Jet Lag: Get Back in the Rhythm

You finally made it to Paris, but instead of running up the Eiffel Tower, you’re passing out in your soufflé. Blame jet lag, when your body’s circadian rhythm — its expected sleep and wake times — is out of sync with your new location, leaving you with brain fog at midday or insomnia in the wee hours. Not everyone has the same body clock, of course, and no two trips are exactly the same, but there are some tricks that could help you get your zip back quicker.

Shift before you go

The time differential and the direction you are traveling each contribute to jet lag, said Jay Olson, a postdoctoral fellow at the University of Toronto Mississauga who has studied the phenomenon. Dr. Olson said that traveling westward, when you need to stay up and wake up later to match the new time zone, is easier for most people than traveling eastward, when you are expected to do the opposite.

For shorter trips, make a gradual one-hour shift per day for the number of time zones you’ll cross, said Dr. Vishesh Kapur, founder of the University of Washington Sleep Medicine Center.

For example, if you are flying from California to Massachusetts — crossing three time zones — try progressively going to bed and waking up an hour earlier each day for three days before the trip. It’s usually not necessary to shift your bedtime before traveling less than three time zones west, he said.

Harness the power of light

Bright light helps keep our internal clock in sync with the outside world, traveling through specialized cells in the retina and signaling the part of the brain that sets the body’s master schedule.
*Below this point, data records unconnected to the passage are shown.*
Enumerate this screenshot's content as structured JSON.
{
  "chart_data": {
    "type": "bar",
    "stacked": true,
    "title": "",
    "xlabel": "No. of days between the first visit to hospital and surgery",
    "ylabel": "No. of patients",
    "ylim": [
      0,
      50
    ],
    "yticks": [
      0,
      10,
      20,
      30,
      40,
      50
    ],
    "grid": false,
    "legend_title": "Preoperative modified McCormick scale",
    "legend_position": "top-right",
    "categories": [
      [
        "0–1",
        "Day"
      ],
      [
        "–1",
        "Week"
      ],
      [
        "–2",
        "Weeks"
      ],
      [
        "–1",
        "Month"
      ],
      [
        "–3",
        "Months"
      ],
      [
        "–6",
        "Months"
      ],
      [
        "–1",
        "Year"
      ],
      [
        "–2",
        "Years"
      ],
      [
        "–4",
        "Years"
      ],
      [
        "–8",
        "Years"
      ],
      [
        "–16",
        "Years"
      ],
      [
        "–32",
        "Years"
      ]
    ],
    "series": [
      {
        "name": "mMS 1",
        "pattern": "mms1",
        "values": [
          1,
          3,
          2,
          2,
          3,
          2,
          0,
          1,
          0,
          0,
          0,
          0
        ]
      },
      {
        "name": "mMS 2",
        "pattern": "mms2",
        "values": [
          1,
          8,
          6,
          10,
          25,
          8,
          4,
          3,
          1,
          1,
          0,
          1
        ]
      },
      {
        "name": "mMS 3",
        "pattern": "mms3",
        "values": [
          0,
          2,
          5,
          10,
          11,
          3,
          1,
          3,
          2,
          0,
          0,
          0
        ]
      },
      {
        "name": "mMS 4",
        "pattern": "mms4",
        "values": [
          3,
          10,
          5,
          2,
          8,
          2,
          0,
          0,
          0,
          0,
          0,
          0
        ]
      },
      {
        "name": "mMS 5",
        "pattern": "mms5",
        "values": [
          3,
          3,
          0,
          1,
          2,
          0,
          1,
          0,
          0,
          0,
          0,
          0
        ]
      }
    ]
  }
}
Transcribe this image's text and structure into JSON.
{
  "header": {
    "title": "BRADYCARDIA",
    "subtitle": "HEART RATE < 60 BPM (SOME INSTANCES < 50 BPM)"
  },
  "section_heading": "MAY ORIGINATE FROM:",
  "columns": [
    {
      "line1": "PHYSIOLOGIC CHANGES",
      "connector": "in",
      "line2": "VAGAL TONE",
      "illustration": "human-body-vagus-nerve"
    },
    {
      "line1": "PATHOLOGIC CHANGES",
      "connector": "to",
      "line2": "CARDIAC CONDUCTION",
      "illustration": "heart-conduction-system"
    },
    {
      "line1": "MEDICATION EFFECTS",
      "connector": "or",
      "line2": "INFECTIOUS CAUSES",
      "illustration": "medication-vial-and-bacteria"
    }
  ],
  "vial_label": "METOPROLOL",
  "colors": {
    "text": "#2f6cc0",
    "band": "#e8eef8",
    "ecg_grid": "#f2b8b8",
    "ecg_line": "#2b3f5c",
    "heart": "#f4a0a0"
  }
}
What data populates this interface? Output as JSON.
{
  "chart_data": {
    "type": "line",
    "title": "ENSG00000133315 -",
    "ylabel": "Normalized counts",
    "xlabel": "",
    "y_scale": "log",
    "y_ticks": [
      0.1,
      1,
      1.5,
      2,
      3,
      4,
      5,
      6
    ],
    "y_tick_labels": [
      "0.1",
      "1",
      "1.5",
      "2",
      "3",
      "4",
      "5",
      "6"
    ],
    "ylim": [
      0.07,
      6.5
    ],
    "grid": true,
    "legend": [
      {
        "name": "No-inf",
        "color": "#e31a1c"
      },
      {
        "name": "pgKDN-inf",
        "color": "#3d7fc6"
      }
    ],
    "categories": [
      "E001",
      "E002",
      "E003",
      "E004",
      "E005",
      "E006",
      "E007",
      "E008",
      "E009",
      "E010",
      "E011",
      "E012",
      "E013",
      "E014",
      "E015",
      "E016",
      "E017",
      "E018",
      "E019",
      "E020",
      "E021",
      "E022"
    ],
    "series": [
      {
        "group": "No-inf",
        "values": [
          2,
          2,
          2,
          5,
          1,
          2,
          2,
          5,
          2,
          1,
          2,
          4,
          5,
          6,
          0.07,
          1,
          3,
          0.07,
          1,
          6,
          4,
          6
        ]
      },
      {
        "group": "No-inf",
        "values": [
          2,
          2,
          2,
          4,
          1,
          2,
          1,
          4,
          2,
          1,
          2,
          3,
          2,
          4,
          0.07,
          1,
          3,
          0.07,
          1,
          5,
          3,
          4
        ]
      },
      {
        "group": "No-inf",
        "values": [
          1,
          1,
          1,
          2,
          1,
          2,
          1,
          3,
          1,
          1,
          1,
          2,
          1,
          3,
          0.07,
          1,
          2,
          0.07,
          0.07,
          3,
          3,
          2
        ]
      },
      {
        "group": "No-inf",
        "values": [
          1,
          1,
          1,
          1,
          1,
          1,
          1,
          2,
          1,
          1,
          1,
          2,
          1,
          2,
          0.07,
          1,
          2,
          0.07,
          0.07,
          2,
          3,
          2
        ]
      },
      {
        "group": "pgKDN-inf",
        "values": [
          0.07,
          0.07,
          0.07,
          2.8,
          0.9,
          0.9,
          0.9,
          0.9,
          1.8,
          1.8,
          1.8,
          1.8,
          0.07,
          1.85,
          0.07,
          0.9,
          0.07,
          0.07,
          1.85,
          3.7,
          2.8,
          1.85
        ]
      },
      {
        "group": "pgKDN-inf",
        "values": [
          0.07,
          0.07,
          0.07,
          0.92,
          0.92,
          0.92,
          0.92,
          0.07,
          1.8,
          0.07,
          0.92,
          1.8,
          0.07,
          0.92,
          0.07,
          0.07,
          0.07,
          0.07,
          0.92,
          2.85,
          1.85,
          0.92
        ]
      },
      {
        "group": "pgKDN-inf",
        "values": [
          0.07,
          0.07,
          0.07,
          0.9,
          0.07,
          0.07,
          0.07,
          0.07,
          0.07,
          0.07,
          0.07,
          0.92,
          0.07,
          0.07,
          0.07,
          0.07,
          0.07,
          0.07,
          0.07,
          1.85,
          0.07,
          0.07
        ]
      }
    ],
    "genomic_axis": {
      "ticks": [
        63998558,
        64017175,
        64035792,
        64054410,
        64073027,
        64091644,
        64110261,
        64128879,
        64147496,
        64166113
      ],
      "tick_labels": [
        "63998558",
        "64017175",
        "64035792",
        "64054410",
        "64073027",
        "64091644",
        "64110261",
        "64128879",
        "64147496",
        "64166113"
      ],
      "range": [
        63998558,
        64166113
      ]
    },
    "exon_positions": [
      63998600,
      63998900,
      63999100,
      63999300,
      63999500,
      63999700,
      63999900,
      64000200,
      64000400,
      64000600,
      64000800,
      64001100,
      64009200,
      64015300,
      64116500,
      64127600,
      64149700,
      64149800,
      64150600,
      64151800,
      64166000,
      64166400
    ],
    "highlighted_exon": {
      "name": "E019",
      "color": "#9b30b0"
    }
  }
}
So, for longer trips, seek out or avoid bright light at specific times, said Dr. Olson. Starting a few days before your trip, gradually shift the light and dark times of your origin toward that of your destination, using dark glasses, sunlight or other light sources.

In the first few days of your trip, figuring out the best times to get light can be tricky. Let’s say you take an overnight flight from New York to London, arriving at 7 a.m. Your brain may still feel as if it’s 2 a.m., and getting bright light right away could confuse your internal clock. In this case, you may want to put on dark glasses for a few hours, then go out in the sun when it is closer to your waking time at home, extending your London day.

On long trips to Asia — when day and night are reversed — it is often easier to shift your cycle backward, said Mickey Beyer-Clausen, chief executive of Timeshifter, which makes a jet lag app of the same name. For example, when flying nonstop from New York to Tokyo, which is 13 hours ahead, think of it as being 11 hours behind (jet lag does not consider the international date line). That means if you land at, say, 2 p.m. in Japan — 1 a.m. in New York — you need to counter the fact that your New York brain is winding down for sleep. This means seeking out bright light all afternoon, especially in the evening, until bedtime in Japan. You can also get a head start on adapting to Japanese time if you go to bed and seek out light later than normal for two nights before you leave New York.

Online tools like Jet Lag Rooster and Timeshifter help create a customized schedule based on variables like time zone differences, departure and arrival times, and other factors.

Consider melatonin

If you are having trouble getting to sleep earlier in anticipation of traveling east, Dr. Kapur suggests taking one milligram of over-the-counter melatonin about four hours before bed, up to three days before the trip. (Melatonin is a substance that is produced naturally in the body as night falls, signaling that it is time to go to sleep.) This small dose is best for reducing jet lag, Dr. Olson said, because studies show a larger dose doesn’t necessarily work better and is more likely to produce side effects. Travelers should be aware that as a dietary supplement, melatonin is not regulated by the Food and Drug Administration.

Grab a quick nap

If you’re feeling drained as your body adjusts to the new time zone, curl up for a 20-minute snooze, said Dr. Kapur. If you nap longer than that, he cautions, the brain fog may worsen or you may have trouble falling asleep at night.

Refresh with a layover shower

A spritz at the airport between long flights can work wonders for a tired body. Airports with public pay showers include Tokyo Narita International Airport, Munich Airport and San Francisco International Airport. At some airports, only specific lounges — like the Delta Sky Club at Seattle-Tacoma International Airport — offer showers. If you’re not a member, don’t have access through a credit card and really need a boost, consider a day pass. The IGA Lounge in Istanbul International Airport, for example, costs $65. All offer towels, soap and shampoo.

Make the most of the lag

If you expect to be up super late or early as your body adjusts, plan ahead. Early in the trip, you may have the most energy for a visit to the Patpong Night Market in Bangkok, the early-morning tuna auction at the Toyosu Fish Market in Tokyo or a predawn excursion to see the sunrise at Haleakala volcano in Maui.